Il y a quelques années, j’ai entendu un digne représentant du corps médical pousser de hauts cris en se révoltant contre la possibilité qu’il existe des micro-expressions permettant de déceler les intentions, les mensonges, le bluff, bref toute la palette des sentiments humains. Si ces micro-expressions n’existent pas, alors l’IA qui a battu mes champions de poker était véritablement une « intelligence » et non un calculateur.

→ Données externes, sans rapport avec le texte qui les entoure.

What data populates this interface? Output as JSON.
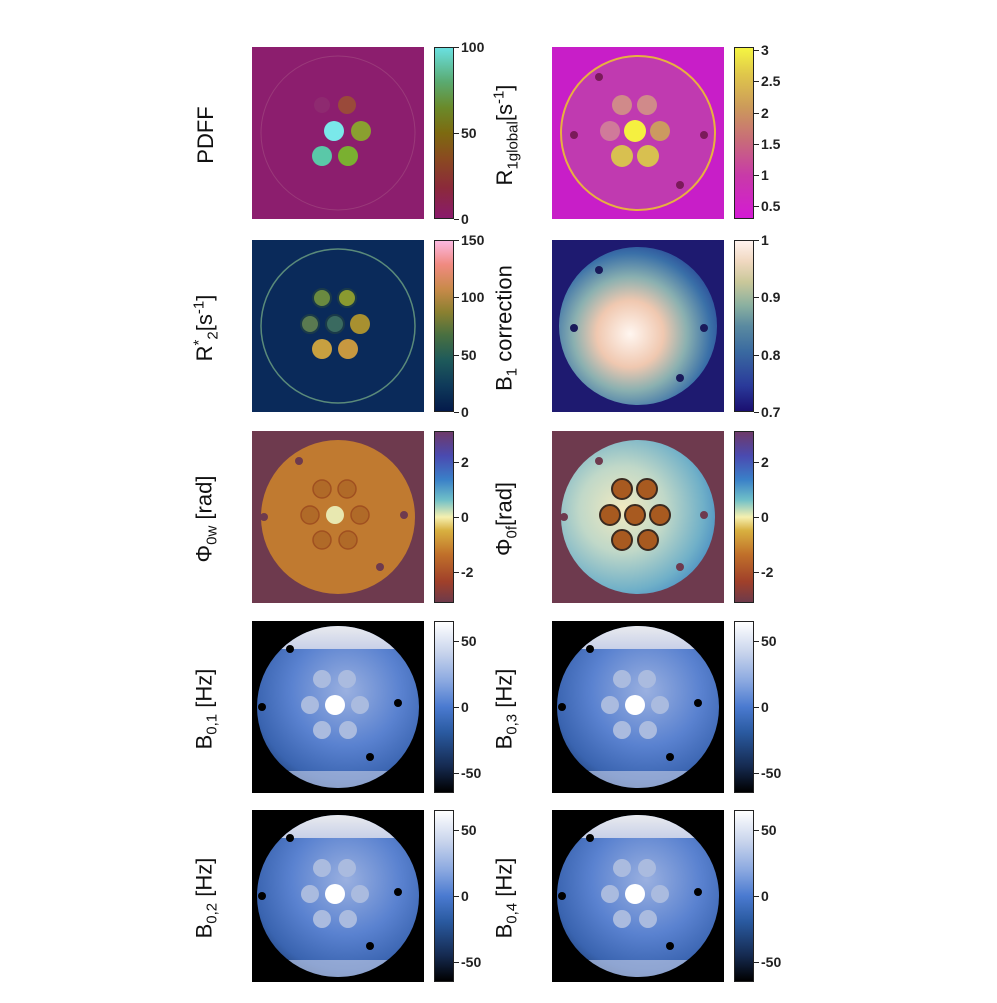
{
  "panels": [
    {
      "id": "pdff",
      "label": "PDFF",
      "ticks": [
        "100",
        "50",
        "0"
      ],
      "colormap": "pdff",
      "tick_values": [
        100,
        50,
        0
      ],
      "range": [
        0,
        100
      ]
    },
    {
      "id": "r1",
      "label_main": "R",
      "label_sub": "1global",
      "label_tail": "[s",
      "label_sup": "-1",
      "label_close": "]",
      "ticks": [
        "3",
        "2.5",
        "2",
        "1.5",
        "1",
        "0.5"
      ],
      "tick_values": [
        3,
        2.5,
        2,
        1.5,
        1,
        0.5
      ],
      "range": [
        0.3,
        3.05
      ],
      "colormap": "magenta-yellow"
    },
    {
      "id": "r2s",
      "label_main": "R",
      "label_sup1": "*",
      "label_sub": "2",
      "label_tail": "[s",
      "label_sup": "-1",
      "label_close": "]",
      "ticks": [
        "150",
        "100",
        "50",
        "0"
      ],
      "tick_values": [
        150,
        100,
        50,
        0
      ],
      "range": [
        0,
        150
      ],
      "colormap": "batlow"
    },
    {
      "id": "b1",
      "label_main": "B",
      "label_sub": "1",
      "label_tail": " correction",
      "ticks": [
        "1",
        "0.9",
        "0.8",
        "0.7"
      ],
      "tick_values": [
        1,
        0.9,
        0.8,
        0.7
      ],
      "range": [
        0.7,
        1
      ],
      "colormap": "davos"
    },
    {
      "id": "phi0w",
      "label_main": "Φ",
      "label_sub": "0w",
      "label_tail": " [rad]",
      "ticks": [
        "2",
        "0",
        "-2"
      ],
      "tick_values": [
        2,
        0,
        -2
      ],
      "range": [
        -3.14,
        3.14
      ],
      "colormap": "phase"
    },
    {
      "id": "phi0f",
      "label_main": "Φ",
      "label_sub": "0f",
      "label_tail": "[rad]",
      "ticks": [
        "2",
        "0",
        "-2"
      ],
      "tick_values": [
        2,
        0,
        -2
      ],
      "range": [
        -3.14,
        3.14
      ],
      "colormap": "phase"
    },
    {
      "id": "b01",
      "label_main": "B",
      "label_sub": "0,1",
      "label_tail": " [Hz]",
      "ticks": [
        "50",
        "0",
        "-50"
      ],
      "tick_values": [
        50,
        0,
        -50
      ],
      "range": [
        -65,
        65
      ],
      "colormap": "blue-white"
    },
    {
      "id": "b03",
      "label_main": "B",
      "label_sub": "0,3",
      "label_tail": " [Hz]",
      "ticks": [
        "50",
        "0",
        "-50"
      ],
      "tick_values": [
        50,
        0,
        -50
      ],
      "range": [
        -65,
        65
      ],
      "colormap": "blue-white"
    },
    {
      "id": "b02",
      "label_main": "B",
      "label_sub": "0,2",
      "label_tail": " [Hz]",
      "ticks": [
        "50",
        "0",
        "-50"
      ],
      "tick_values": [
        50,
        0,
        -50
      ],
      "range": [
        -65,
        65
      ],
      "colormap": "blue-white"
    },
    {
      "id": "b04",
      "label_main": "B",
      "label_sub": "0,4",
      "label_tail": " [Hz]",
      "ticks": [
        "50",
        "0",
        "-50"
      ],
      "tick_values": [
        50,
        0,
        -50
      ],
      "range": [
        -65,
        65
      ],
      "colormap": "blue-white"
    }
  ]
}
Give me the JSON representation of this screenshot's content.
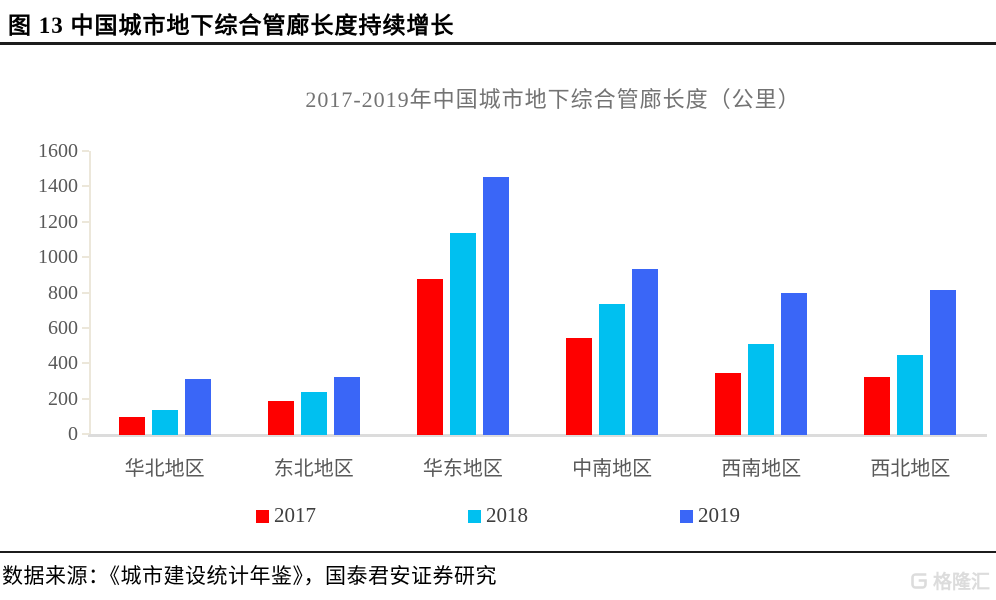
{
  "header": {
    "title": "图 13 中国城市地下综合管廊长度持续增长"
  },
  "chart_data": {
    "type": "bar",
    "title": "2017-2019年中国城市地下综合管廊长度（公里）",
    "categories": [
      "华北地区",
      "东北地区",
      "华东地区",
      "中南地区",
      "西南地区",
      "西北地区"
    ],
    "series": [
      {
        "name": "2017",
        "color": "#fe0000",
        "values": [
          100,
          195,
          880,
          550,
          350,
          330
        ]
      },
      {
        "name": "2018",
        "color": "#00c0f0",
        "values": [
          140,
          245,
          1140,
          740,
          515,
          455
        ]
      },
      {
        "name": "2019",
        "color": "#3a66f7",
        "values": [
          315,
          330,
          1460,
          940,
          800,
          820
        ]
      }
    ],
    "xlabel": "",
    "ylabel": "",
    "ylim": [
      0,
      1600
    ],
    "ytick_step": 200,
    "grid": false,
    "legend_position": "bottom"
  },
  "footer": {
    "source": "数据来源：《城市建设统计年鉴》，国泰君安证券研究"
  },
  "watermark": {
    "label": "格隆汇"
  },
  "colors": {
    "axis_vertical": "#ece7da",
    "axis_horizontal": "#dcdcdc",
    "tick_text": "#595959",
    "title_text": "#737373"
  }
}
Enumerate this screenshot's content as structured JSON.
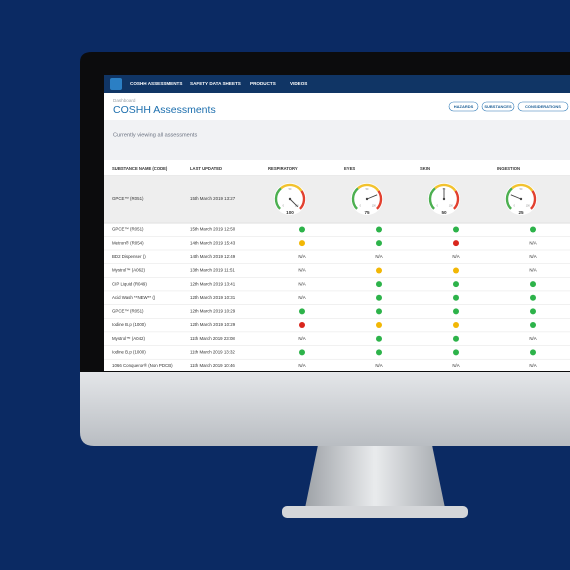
{
  "nav": [
    "COSHH ASSESSMENTS",
    "SAFETY DATA SHEETS",
    "PRODUCTS",
    "VIDEOS"
  ],
  "breadcrumb": "Dashboard",
  "title": "COSHH Assessments",
  "buttons": [
    "HAZARDS",
    "SUBSTANCES",
    "CONSIDERATIONS"
  ],
  "notice": "Currently viewing all assessments",
  "table": {
    "headers": [
      "SUBSTANCE NAME (CODE)",
      "LAST UPDATED",
      "RESPIRATORY",
      "EYES",
      "SKIN",
      "INGESTION"
    ],
    "gauge_row": {
      "name": "GPCE™ (R051)",
      "updated": "15th March 2019 13:27",
      "gauges": [
        100,
        75,
        50,
        25
      ],
      "gauge_ticks": [
        0,
        50,
        100
      ]
    },
    "rows": [
      [
        "GPCE™ (R051)",
        "15th March 2019 12:50",
        "#2db34a",
        "#2db34a",
        "#2db34a",
        "#2db34a"
      ],
      [
        "Metron® (R054)",
        "14th March 2019 15:43",
        "#f2b705",
        "#2db34a",
        "#d9261c",
        "N/A"
      ],
      [
        "BD2 Dispenser ()",
        "14th March 2019 12:49",
        "N/A",
        "N/A",
        "N/A",
        "N/A"
      ],
      [
        "Mystrol™ (A062)",
        "13th March 2019 11:51",
        "N/A",
        "#f2b705",
        "#f2b705",
        "N/A"
      ],
      [
        "CIP Liquid (R049)",
        "12th March 2019 13:41",
        "N/A",
        "#2db34a",
        "#2db34a",
        "#2db34a"
      ],
      [
        "Acid Wash **NEW** ()",
        "12th March 2019 10:31",
        "N/A",
        "#2db34a",
        "#2db34a",
        "#2db34a"
      ],
      [
        "GPCE™ (R051)",
        "12th March 2019 10:29",
        "#2db34a",
        "#2db34a",
        "#2db34a",
        "#2db34a"
      ],
      [
        "Iodine B.p (1000)",
        "12th March 2019 10:29",
        "#d9261c",
        "#f2b705",
        "#f2b705",
        "#2db34a"
      ],
      [
        "Mystrol™ (A042)",
        "11th March 2019 23:08",
        "N/A",
        "#2db34a",
        "#2db34a",
        "N/A"
      ],
      [
        "Iodine B.p (1000)",
        "11th March 2019 13:32",
        "#2db34a",
        "#2db34a",
        "#2db34a",
        "#2db34a"
      ],
      [
        "1066 Conqueror® (Non PDCB)",
        "11th March 2019 10:46",
        "N/A",
        "N/A",
        "N/A",
        "N/A"
      ]
    ]
  }
}
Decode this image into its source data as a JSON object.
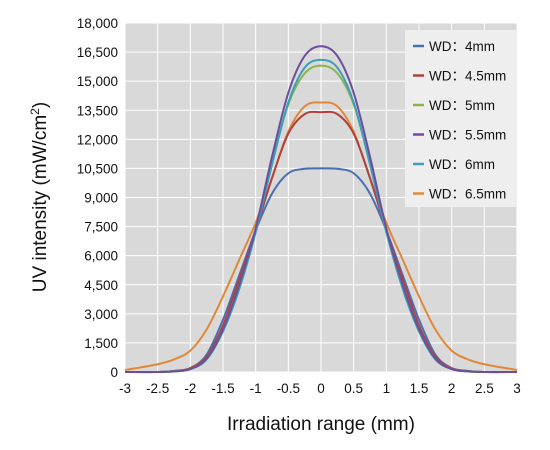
{
  "chart_data": {
    "type": "line",
    "xlabel": "Irradiation range (mm)",
    "ylabel_main": "UV intensity (mW/cm",
    "ylabel_sup": "2",
    "ylabel_end": ")",
    "xlim": [
      -3,
      3
    ],
    "ylim": [
      0,
      18000
    ],
    "x_ticks": [
      -3,
      -2.5,
      -2,
      -1.5,
      -1,
      -0.5,
      0,
      0.5,
      1,
      1.5,
      2,
      2.5,
      3
    ],
    "x_tick_labels": [
      "-3",
      "-2.5",
      "-2",
      "-1.5",
      "-1",
      "-0.5",
      "0",
      "0.5",
      "1",
      "1.5",
      "2",
      "2.5",
      "3"
    ],
    "y_ticks": [
      0,
      1500,
      3000,
      4500,
      6000,
      7500,
      9000,
      10500,
      12000,
      13500,
      15000,
      16500,
      18000
    ],
    "y_tick_labels": [
      "0",
      "1,500",
      "3,000",
      "4,500",
      "6,000",
      "7,500",
      "9,000",
      "10,500",
      "12,000",
      "13,500",
      "15,000",
      "16,500",
      "18,000"
    ],
    "grid": true,
    "legend_position": "top-right",
    "x": [
      -3,
      -2.5,
      -2.25,
      -2,
      -1.75,
      -1.5,
      -1.25,
      -1,
      -0.75,
      -0.5,
      -0.25,
      0,
      0.25,
      0.5,
      0.75,
      1,
      1.25,
      1.5,
      1.75,
      2,
      2.25,
      2.5,
      3
    ],
    "series": [
      {
        "name": "WD：4mm",
        "color": "#4a6fb0",
        "values": [
          0,
          0,
          50,
          200,
          900,
          2700,
          5000,
          7300,
          9200,
          10250,
          10480,
          10500,
          10480,
          10250,
          9200,
          7300,
          5000,
          2700,
          900,
          200,
          50,
          0,
          0
        ]
      },
      {
        "name": "WD：4.5mm",
        "color": "#b0403c",
        "values": [
          0,
          0,
          50,
          200,
          800,
          2400,
          4800,
          7300,
          10000,
          12300,
          13300,
          13400,
          13300,
          12300,
          10000,
          7300,
          4800,
          2400,
          800,
          200,
          50,
          0,
          0
        ]
      },
      {
        "name": "WD：5mm",
        "color": "#8cb14f",
        "values": [
          0,
          0,
          30,
          150,
          700,
          2200,
          4500,
          7300,
          10800,
          13800,
          15400,
          15800,
          15400,
          13800,
          10800,
          7300,
          4500,
          2200,
          700,
          150,
          30,
          0,
          0
        ]
      },
      {
        "name": "WD：5.5mm",
        "color": "#6c4e9c",
        "values": [
          0,
          0,
          30,
          150,
          700,
          2200,
          4500,
          7400,
          11100,
          14400,
          16300,
          16800,
          16300,
          14400,
          11100,
          7400,
          4500,
          2200,
          700,
          150,
          30,
          0,
          0
        ]
      },
      {
        "name": "WD：6mm",
        "color": "#3a9fb7",
        "values": [
          0,
          0,
          30,
          150,
          650,
          2100,
          4300,
          7200,
          10700,
          13900,
          15700,
          16100,
          15700,
          13900,
          10700,
          7200,
          4300,
          2100,
          650,
          150,
          30,
          0,
          0
        ]
      },
      {
        "name": "WD：6.5mm",
        "color": "#e0883a",
        "values": [
          100,
          400,
          650,
          1100,
          2200,
          3900,
          5800,
          7700,
          10000,
          12400,
          13700,
          13900,
          13700,
          12400,
          10000,
          7700,
          5800,
          3900,
          2200,
          1100,
          650,
          400,
          100
        ]
      }
    ]
  }
}
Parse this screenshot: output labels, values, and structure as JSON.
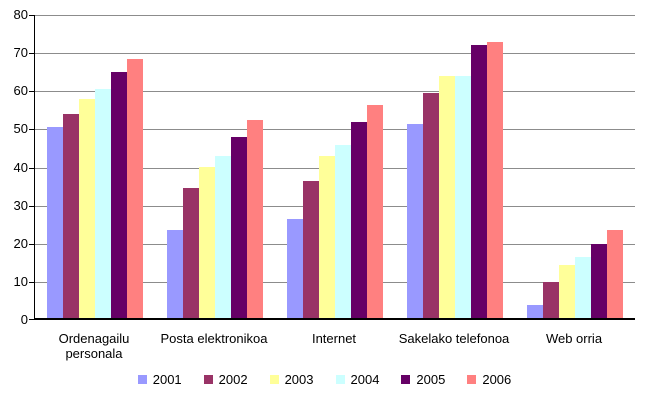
{
  "chart_data": {
    "type": "bar",
    "title": "",
    "categories": [
      "Ordenagailu personala",
      "Posta elektronikoa",
      "Internet",
      "Sakelako telefonoa",
      "Web orria"
    ],
    "series": [
      {
        "name": "2001",
        "color": "#9999FF",
        "values": [
          50.5,
          23.5,
          26.5,
          51.5,
          4
        ]
      },
      {
        "name": "2002",
        "color": "#993366",
        "values": [
          54,
          34.5,
          36.5,
          59.5,
          10
        ]
      },
      {
        "name": "2003",
        "color": "#FFFF99",
        "values": [
          58,
          40,
          43,
          64,
          14.5
        ]
      },
      {
        "name": "2004",
        "color": "#CCFFFF",
        "values": [
          60.5,
          43,
          46,
          64,
          16.5
        ]
      },
      {
        "name": "2005",
        "color": "#660066",
        "values": [
          65,
          48,
          52,
          72,
          20
        ]
      },
      {
        "name": "2006",
        "color": "#FF8080",
        "values": [
          68.5,
          52.5,
          56.5,
          73,
          23.5
        ]
      }
    ],
    "xlabel": "",
    "ylabel": "",
    "ylim": [
      0,
      80
    ],
    "yticks": [
      0,
      10,
      20,
      30,
      40,
      50,
      60,
      70,
      80
    ],
    "grid": true,
    "legend_position": "bottom"
  },
  "style": {
    "gridline_color": "#8c8c8c",
    "axis_color": "#000000",
    "background_color": "#FFFFFF",
    "text_color": "#000000"
  }
}
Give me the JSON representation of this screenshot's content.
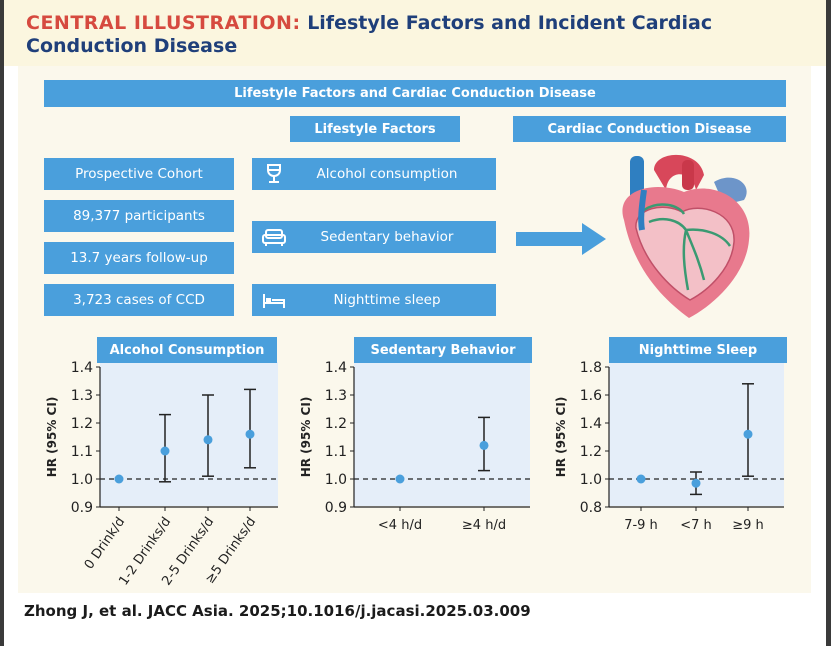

En fait, ce qui soutient l’ensemble des débats sur les machines et la concurrence qu’elle sembleraient avoir pour mission de faire vis-à-vis de l’humain, c’est le désir de plonger en soi. Qu’il se réalise ou non. Qu’il soit le fruit d’un transfert ou non. L’auto-empathie dont il est question est réflexive et son objet reste conditionné par le désir d’être immortel, du désir de durer, du désir de paraitre au-delà de ce que nous sommes, ou de celui qui fait « paraitre » l’objet du désir comme idéalisé. Le désir de tout cela qui nous fait construire ces machines avec la même volonté de continuation qui sous-tend celle de procréer… Laisser une descendance meilleure que ce que nous sommes et, surtout, transférer ce que nous sommes dans cette descendance de manière à devenir immortels. Tout commence par l’avatar que nous créons dans nos jeux vidéos. On peut enseigner les voies qui conduisent à l’immortalité. La sociologie regorge de modèles, l’ethnographie regorge de rituels qui nous montrent comment contenir les expériences dont elle offre la palette, mais, au final, cela reste un état qui ne s’obtient jamais, un état qui se construit entre Soi et Soi-même et qu’en obtenir plus est toujours dépendant du fait d’en désirer moins. Car on ne peut jamais partager l’Eternité ou en augmenter la quantité, on ne peut que la désirer, comme on désire la Lumière et l’on ne peut rien faire d’autre que transmettre ce désir comme une moisson occulte de Vérités. Pour nous tous, pour l’humain que nous sommes, en général, il s’agit de durer jusqu’à ce que nous ayons la certitude d’avoir quelque chose d’avantageux à dire sur notre propre compte… Ah ? Mais, c’est la définition de la Vanité selon Schopenhauer ça (L'art d'avoir toujours raison, éditions Circé, 1999). Nous nous éloignons du numérique car l’IA n’en est pas encore à retourner à la Terre.

L’être humain réduit à son corps peut cependant être l’objet de désir, y compris vis-à-vis de lui-même. L’empathie réflexive n’est-elle pas construite, finalement, sur l’image de Narcisse ? D’ailleurs le désir n’est jamais que désir de corps ou du corps de l’autre puisque c’est la seule chose qu’il nous est permise de voir. Lorsqu’il s’agit d’une IA, le désir est plus complexe, un calculateur peut être un objet de crainte, mais pas de désir. Il faut, pour cela, que l’IA se présente sous une forme anthropomorphe.

Mais, revenons à nos moutons, tout cela se retrouve au fil des mots de Frédéric Tordo, et beaucoup mieux que je ne saurais le faire. Il nous faudra trier, ce ne sera que bien plus tard, lorsque nous sera venu le moyen de comprendre sans être obligé de faire l’effort de voir ou de nommer, comme pour écrire, lorsque vient l’instant où l’on peut se pencher sur le sens des mots sans tirer la langue pour dessiner les lettres du mieux possible.